Rozmowa z Anastazją i Andrzejem Filipskimi małżeństwem z 36-letnim stażem. Od 33 lat należą do wspólnoty Domowego Kościoła Ruchu Światło-Życie. Pełnili posługi w diakonii muzycznej, ewangelizacyjnej oraz Pary Diecezjalnej.

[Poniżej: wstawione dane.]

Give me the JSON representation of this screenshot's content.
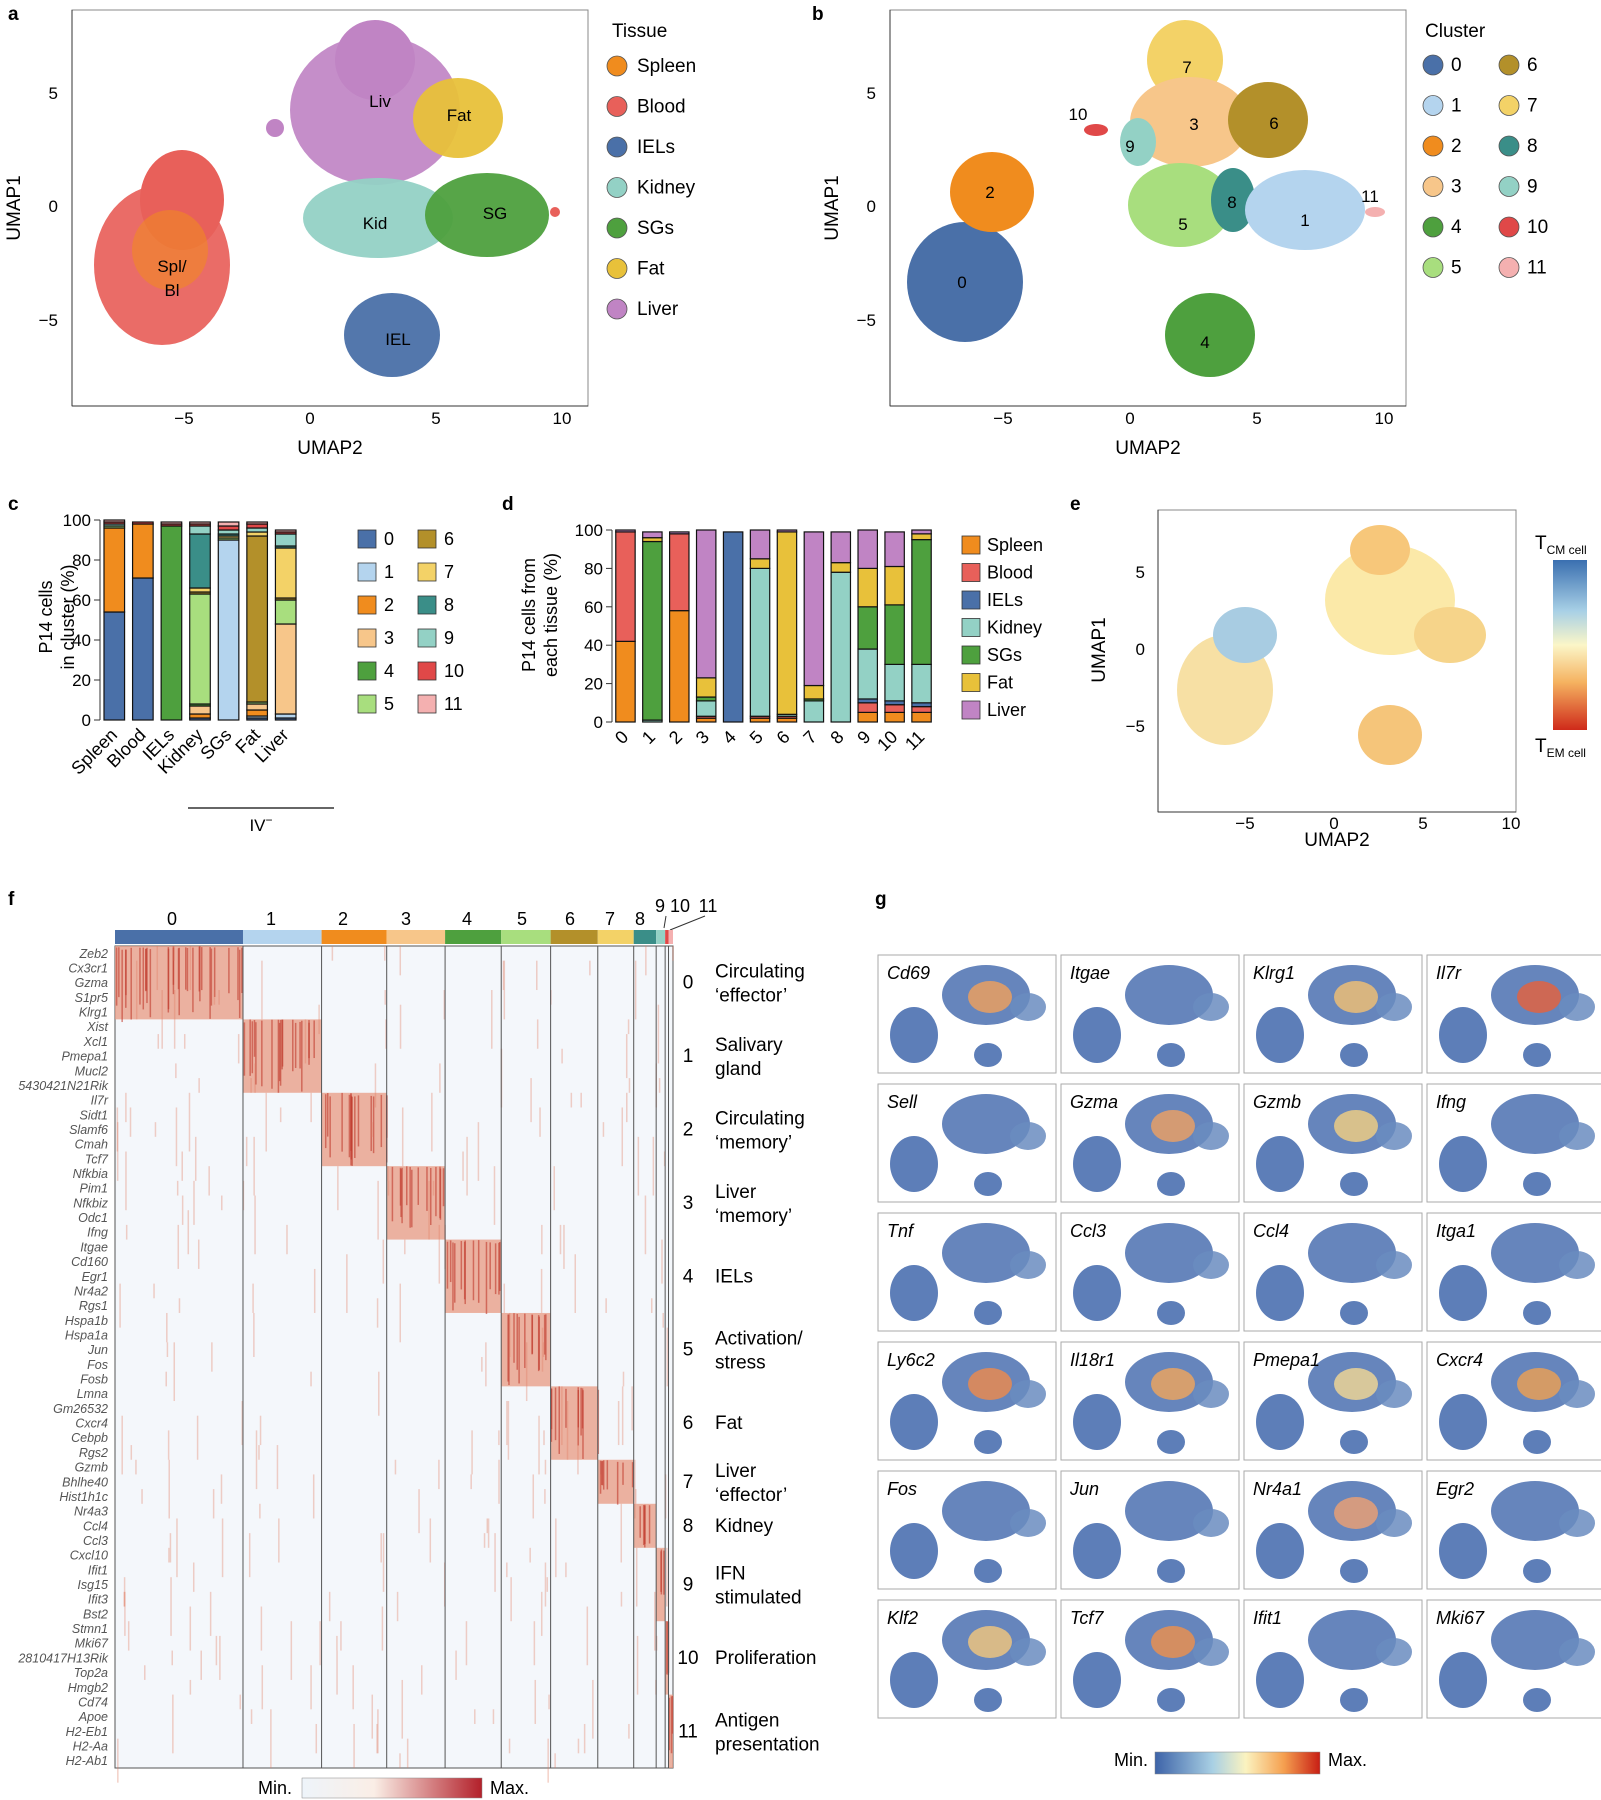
{
  "panels": {
    "a": "a",
    "b": "b",
    "c": "c",
    "d": "d",
    "e": "e",
    "f": "f",
    "g": "g"
  },
  "umap": {
    "x_title": "UMAP2",
    "y_title": "UMAP1",
    "x_ticks": [
      "−5",
      "0",
      "5",
      "10"
    ],
    "y_ticks": [
      "5",
      "0",
      "−5"
    ]
  },
  "panel_a": {
    "legend_title": "Tissue",
    "legend": [
      {
        "name": "Spleen",
        "color": "#f08c1e"
      },
      {
        "name": "Blood",
        "color": "#e8605a"
      },
      {
        "name": "IELs",
        "color": "#4a70a8"
      },
      {
        "name": "Kidney",
        "color": "#93d1c5"
      },
      {
        "name": "SGs",
        "color": "#4ea03e"
      },
      {
        "name": "Fat",
        "color": "#e8c13a"
      },
      {
        "name": "Liver",
        "color": "#c084c4"
      }
    ],
    "cluster_labels": [
      "Liv",
      "Fat",
      "Kid",
      "SG",
      "Spl/",
      "Bl",
      "IEL"
    ]
  },
  "panel_b": {
    "legend_title": "Cluster",
    "legend": [
      {
        "name": "0",
        "color": "#4a70a8"
      },
      {
        "name": "1",
        "color": "#b4d4ee"
      },
      {
        "name": "2",
        "color": "#f08c1e"
      },
      {
        "name": "3",
        "color": "#f7c68a"
      },
      {
        "name": "4",
        "color": "#4ea03e"
      },
      {
        "name": "5",
        "color": "#a8de7e"
      },
      {
        "name": "6",
        "color": "#b3902a"
      },
      {
        "name": "7",
        "color": "#f3d267"
      },
      {
        "name": "8",
        "color": "#3a8e88"
      },
      {
        "name": "9",
        "color": "#93d1c5"
      },
      {
        "name": "10",
        "color": "#e04848"
      },
      {
        "name": "11",
        "color": "#f4b0b0"
      }
    ],
    "cluster_labels": [
      "7",
      "10",
      "3",
      "6",
      "9",
      "2",
      "8",
      "11",
      "5",
      "1",
      "0",
      "4"
    ]
  },
  "panel_c": {
    "y_title_1": "P14 cells",
    "y_title_2": "in cluster (%)",
    "y_ticks": [
      "100",
      "80",
      "60",
      "40",
      "20",
      "0"
    ],
    "bracket_label": "IV",
    "bracket_sup": "−"
  },
  "panel_d": {
    "y_title_1": "P14 cells from",
    "y_title_2": "each tissue (%)",
    "y_ticks": [
      "100",
      "80",
      "60",
      "40",
      "20",
      "0"
    ]
  },
  "panel_e": {
    "top_label": "T",
    "top_sub": "CM cell",
    "bottom_label": "T",
    "bottom_sub": "EM cell"
  },
  "chart_data": [
    {
      "type": "bar",
      "title": "",
      "ylabel": "P14 cells in cluster (%)",
      "ylim": [
        0,
        100
      ],
      "stacked": true,
      "categories": [
        "Spleen",
        "Blood",
        "IELs",
        "Kidney",
        "SGs",
        "Fat",
        "Liver"
      ],
      "series": [
        {
          "name": "0",
          "values": [
            54,
            71,
            0,
            1,
            0,
            1,
            1
          ]
        },
        {
          "name": "1",
          "values": [
            0,
            0,
            0,
            0,
            90,
            1,
            2
          ]
        },
        {
          "name": "2",
          "values": [
            42,
            27,
            0,
            2,
            0,
            3,
            0
          ]
        },
        {
          "name": "3",
          "values": [
            0,
            0,
            0,
            4,
            0,
            3,
            45
          ]
        },
        {
          "name": "4",
          "values": [
            0,
            0,
            97,
            1,
            0,
            0,
            0
          ]
        },
        {
          "name": "5",
          "values": [
            1,
            0,
            0,
            55,
            1,
            1,
            12
          ]
        },
        {
          "name": "6",
          "values": [
            0,
            0,
            0,
            1,
            0,
            83,
            1
          ]
        },
        {
          "name": "7",
          "values": [
            0,
            0,
            0,
            2,
            1,
            2,
            25
          ]
        },
        {
          "name": "8",
          "values": [
            0,
            0,
            0,
            27,
            1,
            0,
            1
          ]
        },
        {
          "name": "9",
          "values": [
            1,
            0,
            0,
            4,
            2,
            2,
            6
          ]
        },
        {
          "name": "10",
          "values": [
            1,
            1,
            1,
            1,
            2,
            2,
            1
          ]
        },
        {
          "name": "11",
          "values": [
            1,
            0,
            1,
            1,
            2,
            1,
            1
          ]
        }
      ],
      "legend": [
        "0",
        "1",
        "2",
        "3",
        "4",
        "5",
        "6",
        "7",
        "8",
        "9",
        "10",
        "11"
      ]
    },
    {
      "type": "bar",
      "title": "",
      "ylabel": "P14 cells from each tissue (%)",
      "ylim": [
        0,
        100
      ],
      "stacked": true,
      "categories": [
        "0",
        "1",
        "2",
        "3",
        "4",
        "5",
        "6",
        "7",
        "8",
        "9",
        "10",
        "11"
      ],
      "series": [
        {
          "name": "Spleen",
          "values": [
            42,
            0,
            58,
            2,
            0,
            2,
            2,
            0,
            0,
            5,
            5,
            5
          ]
        },
        {
          "name": "Blood",
          "values": [
            57,
            0,
            40,
            1,
            0,
            1,
            1,
            0,
            0,
            5,
            4,
            3
          ]
        },
        {
          "name": "IELs",
          "values": [
            0,
            0,
            0,
            0,
            99,
            0,
            0,
            0,
            0,
            2,
            2,
            2
          ]
        },
        {
          "name": "Kidney",
          "values": [
            0,
            1,
            0,
            8,
            0,
            77,
            1,
            11,
            78,
            26,
            19,
            20
          ]
        },
        {
          "name": "SGs",
          "values": [
            0,
            93,
            0,
            2,
            0,
            0,
            0,
            1,
            0,
            22,
            31,
            65
          ]
        },
        {
          "name": "Fat",
          "values": [
            0,
            2,
            0,
            10,
            0,
            5,
            95,
            7,
            5,
            20,
            20,
            3
          ]
        },
        {
          "name": "Liver",
          "values": [
            1,
            3,
            1,
            77,
            0,
            15,
            1,
            80,
            16,
            20,
            18,
            2
          ]
        }
      ],
      "legend": [
        "Spleen",
        "Blood",
        "IELs",
        "Kidney",
        "SGs",
        "Fat",
        "Liver"
      ]
    }
  ],
  "panel_f": {
    "cluster_headers": [
      "0",
      "1",
      "2",
      "3",
      "4",
      "5",
      "6",
      "7",
      "8",
      "9",
      "10",
      "11"
    ],
    "cluster_widths": [
      114,
      70,
      58,
      52,
      50,
      44,
      42,
      32,
      20,
      8,
      3,
      4
    ],
    "cluster_colors": [
      "#4a70a8",
      "#b4d4ee",
      "#f08c1e",
      "#f7c68a",
      "#4ea03e",
      "#a8de7e",
      "#b3902a",
      "#f3d267",
      "#3a8e88",
      "#93d1c5",
      "#e04848",
      "#f4b0b0"
    ],
    "genes": [
      "Zeb2",
      "Cx3cr1",
      "Gzma",
      "S1pr5",
      "Klrg1",
      "Xist",
      "Xcl1",
      "Pmepa1",
      "Mucl2",
      "5430421N21Rik",
      "Il7r",
      "Sidt1",
      "Slamf6",
      "Cmah",
      "Tcf7",
      "Nfkbia",
      "Pim1",
      "Nfkbiz",
      "Odc1",
      "Ifng",
      "Itgae",
      "Cd160",
      "Egr1",
      "Nr4a2",
      "Rgs1",
      "Hspa1b",
      "Hspa1a",
      "Jun",
      "Fos",
      "Fosb",
      "Lmna",
      "Gm26532",
      "Cxcr4",
      "Cebpb",
      "Rgs2",
      "Gzmb",
      "Bhlhe40",
      "Hist1h1c",
      "Nr4a3",
      "Ccl4",
      "Ccl3",
      "Cxcl10",
      "Ifit1",
      "Isg15",
      "Ifit3",
      "Bst2",
      "Stmn1",
      "Mki67",
      "2810417H13Rik",
      "Top2a",
      "Hmgb2",
      "Cd74",
      "Apoe",
      "H2-Eb1",
      "H2-Aa",
      "H2-Ab1"
    ],
    "annotations": [
      {
        "num": "0",
        "line1": "Circulating",
        "line2": "‘effector’"
      },
      {
        "num": "1",
        "line1": "Salivary",
        "line2": "gland"
      },
      {
        "num": "2",
        "line1": "Circulating",
        "line2": "‘memory’"
      },
      {
        "num": "3",
        "line1": "Liver",
        "line2": "‘memory’"
      },
      {
        "num": "4",
        "line1": "IELs",
        "line2": ""
      },
      {
        "num": "5",
        "line1": "Activation/",
        "line2": "stress"
      },
      {
        "num": "6",
        "line1": "Fat",
        "line2": ""
      },
      {
        "num": "7",
        "line1": "Liver",
        "line2": "‘effector’"
      },
      {
        "num": "8",
        "line1": "Kidney",
        "line2": ""
      },
      {
        "num": "9",
        "line1": "IFN",
        "line2": "stimulated"
      },
      {
        "num": "10",
        "line1": "Proliferation",
        "line2": ""
      },
      {
        "num": "11",
        "line1": "Antigen",
        "line2": "presentation"
      }
    ],
    "scale_min": "Min.",
    "scale_max": "Max."
  },
  "panel_g": {
    "genes": [
      "Cd69",
      "Itgae",
      "Klrg1",
      "Il7r",
      "Sell",
      "Gzma",
      "Gzmb",
      "Ifng",
      "Tnf",
      "Ccl3",
      "Ccl4",
      "Itga1",
      "Ly6c2",
      "Il18r1",
      "Pmepa1",
      "Cxcr4",
      "Fos",
      "Jun",
      "Nr4a1",
      "Egr2",
      "Klf2",
      "Tcf7",
      "Ifit1",
      "Mki67"
    ],
    "scale_min": "Min.",
    "scale_max": "Max."
  }
}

Jak wygląda u państwa Boże Narodzenie?
Anastazja: To niesamowite, że święta, które przecież co roku są takie same, zawsze są nowym, innym przeżyciem. Pamiętam, że w dzieciństwie zachwycał mnie zapach pomarańczy, kręcenie maku przez moją mamę… Te pachnące święta były pełne rodzinnego ciepła i miłości. Pamiętam też okres świąteczny przeżywany później, już w naszej rodzinie, kiedy dzieci były małe i czekały przy choince, aż zrobię coś dobrego do jedzenia. A dziś, kiedy są dorosłe, czekam na nie, by przyszły i żebyśmy mogli razem spędzić Boże Narodzenie. To jest niesamowite, że właściwie co roku mamy zupełne inne spojrzenie na ten świąteczny czas, a Jezus rodzi się zawsze ten sam.